First, the momentum of conflict is unbroken: as long as every day there's been some terrible attack that requires a terrible retribution, there's no room for much else, and since almost everyone who enjoyed anything other than fighting has been driven into dormancy by how long this war has been without interruption, there's no momentum behind anything else. Culture is dead: no one is writing, producing plays, singing songs, holding rituals, planning contests, hosting festivals, or even going on group hunts or flying aetherships. There's nearly no one left who wants to do those things, or at least wants to do them more than they want to go on the raid du jour, and even if there were, they'd be too busy with the war, the retributions, the grind of making up for the previous attacks, or being ready for the next raid.

Second, the connection between these conflicts and their meaning has been all but broken. It's long been the case that certain excesses were accepted because tactics trumped meaning, but that's been a limited, contained, necessary evil. But now, not only are those things almost entirely uncontained, it's done so with disregard for the idea that there should ever have been a limit. Nations change alliances on the drop of a hat and blissfully pretend the last decade of constant, brutal attacks, every one of them an unrelenting rape of their most cherished ideals, never happened, because it's tactically viable to side with someone else today. People mark huge swaths of people as official enemies to nations despite those people having never lifted a finger against them, as a "precaution". People deliberately engineer devastation to their own side's most sacred beings just so they can earn the "honors line" of the quest to restore those beings. Sometimes, the most superficial and brief lip service is paid to finding excuses, but more often, no one even bothers.

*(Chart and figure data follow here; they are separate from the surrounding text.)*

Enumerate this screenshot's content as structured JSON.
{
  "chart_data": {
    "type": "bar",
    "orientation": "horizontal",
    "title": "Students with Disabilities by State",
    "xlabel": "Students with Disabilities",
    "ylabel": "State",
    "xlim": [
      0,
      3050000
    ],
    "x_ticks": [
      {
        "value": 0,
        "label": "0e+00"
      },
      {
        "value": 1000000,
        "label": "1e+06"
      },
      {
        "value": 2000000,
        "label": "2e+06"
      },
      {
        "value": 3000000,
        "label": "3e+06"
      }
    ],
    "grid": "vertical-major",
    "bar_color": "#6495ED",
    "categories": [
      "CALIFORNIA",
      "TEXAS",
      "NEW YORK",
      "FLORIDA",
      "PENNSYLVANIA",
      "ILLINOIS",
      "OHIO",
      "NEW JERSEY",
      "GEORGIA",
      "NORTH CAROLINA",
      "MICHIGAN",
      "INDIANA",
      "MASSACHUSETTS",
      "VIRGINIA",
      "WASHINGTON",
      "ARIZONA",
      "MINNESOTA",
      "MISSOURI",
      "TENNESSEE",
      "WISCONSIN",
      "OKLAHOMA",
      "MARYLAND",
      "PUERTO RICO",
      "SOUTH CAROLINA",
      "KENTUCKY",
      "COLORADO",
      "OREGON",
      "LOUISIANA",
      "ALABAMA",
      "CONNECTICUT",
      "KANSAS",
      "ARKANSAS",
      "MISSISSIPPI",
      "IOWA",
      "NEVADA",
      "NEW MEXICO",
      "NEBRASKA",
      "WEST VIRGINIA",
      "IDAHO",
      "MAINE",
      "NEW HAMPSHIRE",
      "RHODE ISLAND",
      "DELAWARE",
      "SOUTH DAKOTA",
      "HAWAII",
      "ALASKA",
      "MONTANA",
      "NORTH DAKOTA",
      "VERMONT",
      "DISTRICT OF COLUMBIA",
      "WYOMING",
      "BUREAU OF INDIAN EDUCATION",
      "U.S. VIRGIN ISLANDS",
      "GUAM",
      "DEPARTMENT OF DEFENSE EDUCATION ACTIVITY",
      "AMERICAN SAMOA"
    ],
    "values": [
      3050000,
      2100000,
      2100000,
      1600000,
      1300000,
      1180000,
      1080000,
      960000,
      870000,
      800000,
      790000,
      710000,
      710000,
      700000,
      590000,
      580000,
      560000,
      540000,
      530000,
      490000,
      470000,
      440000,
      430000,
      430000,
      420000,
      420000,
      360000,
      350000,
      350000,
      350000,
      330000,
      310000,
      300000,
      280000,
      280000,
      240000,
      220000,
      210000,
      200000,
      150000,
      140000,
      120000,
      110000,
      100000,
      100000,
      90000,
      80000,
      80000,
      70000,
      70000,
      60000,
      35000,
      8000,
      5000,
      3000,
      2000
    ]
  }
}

All in all, the game that used to be a rich and vibrant world full of a variety of activities and a lot of real reasons for them, now feels precisely like a tactics-driven wargame, with its history, culture, and roleplay nothing more than a flaking coat of paint.

Lusternia has done this before, never quite to this extreme, but it has gotten swallowed in the endless escalation of conflict and retribution, and come back. (Though it's never come back through player actions, despite what some of the players think. It's always been because of administrative intervention, though some times more obviously than other times.) So it might come back. And I endured for a while hoping to be part of the process that brought it back, to subtly remind people of purpose and history and meaning, to encourage the resurgence of culture, or just to stubbornly outwait it so that I wasn't contributing to the factor where, as people who want to play the everything-but-a-tactical-wargame all go dormant, the uniformity of the tactical-wargame approach gains dominance for lack of a contrary voice. But I can't endure against this indefinitely when I wasn't making any real difference.

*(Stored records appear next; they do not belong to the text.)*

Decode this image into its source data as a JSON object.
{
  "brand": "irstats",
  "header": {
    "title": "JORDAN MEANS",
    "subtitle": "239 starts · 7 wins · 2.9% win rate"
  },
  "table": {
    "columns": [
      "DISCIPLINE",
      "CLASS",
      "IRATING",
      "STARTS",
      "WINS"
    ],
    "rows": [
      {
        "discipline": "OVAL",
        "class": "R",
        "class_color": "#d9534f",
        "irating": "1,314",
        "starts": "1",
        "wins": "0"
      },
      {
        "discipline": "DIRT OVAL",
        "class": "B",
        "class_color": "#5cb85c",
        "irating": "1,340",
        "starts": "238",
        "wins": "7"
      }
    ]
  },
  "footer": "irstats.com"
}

This time, I'm not leaving in a decisive, irreversible way. My character will remain active, just far less so. He/she (my character is a shapechanger and changes gender periodically) can simply reappear any time I like. In fact, ironically enough, if I get that fractional T1, one thing it will enable is for me to get better at combat and participate in it, so I might "come back" sooner than later in order to play the tactical wargame that is Lusternia, if I feel like it at the time, but even then I'll be hoping the old Lusternia will reappear so I can come back to that, too. (No one will care if my character suddenly doesn't care about the things he used to care about, and just wants to join in the fight, since no one cares about motivations anymore. So it won't close that door to have him change personality to that extent.)

But I am trying out a few other MUDs in hopes of finding one that's like what Lusternia used to be like. I don't know if anything like that exists. Maybe I'll just back out of playing MUDs entirely for a while, and try to find the fix for my roleplaying jones somewhere else.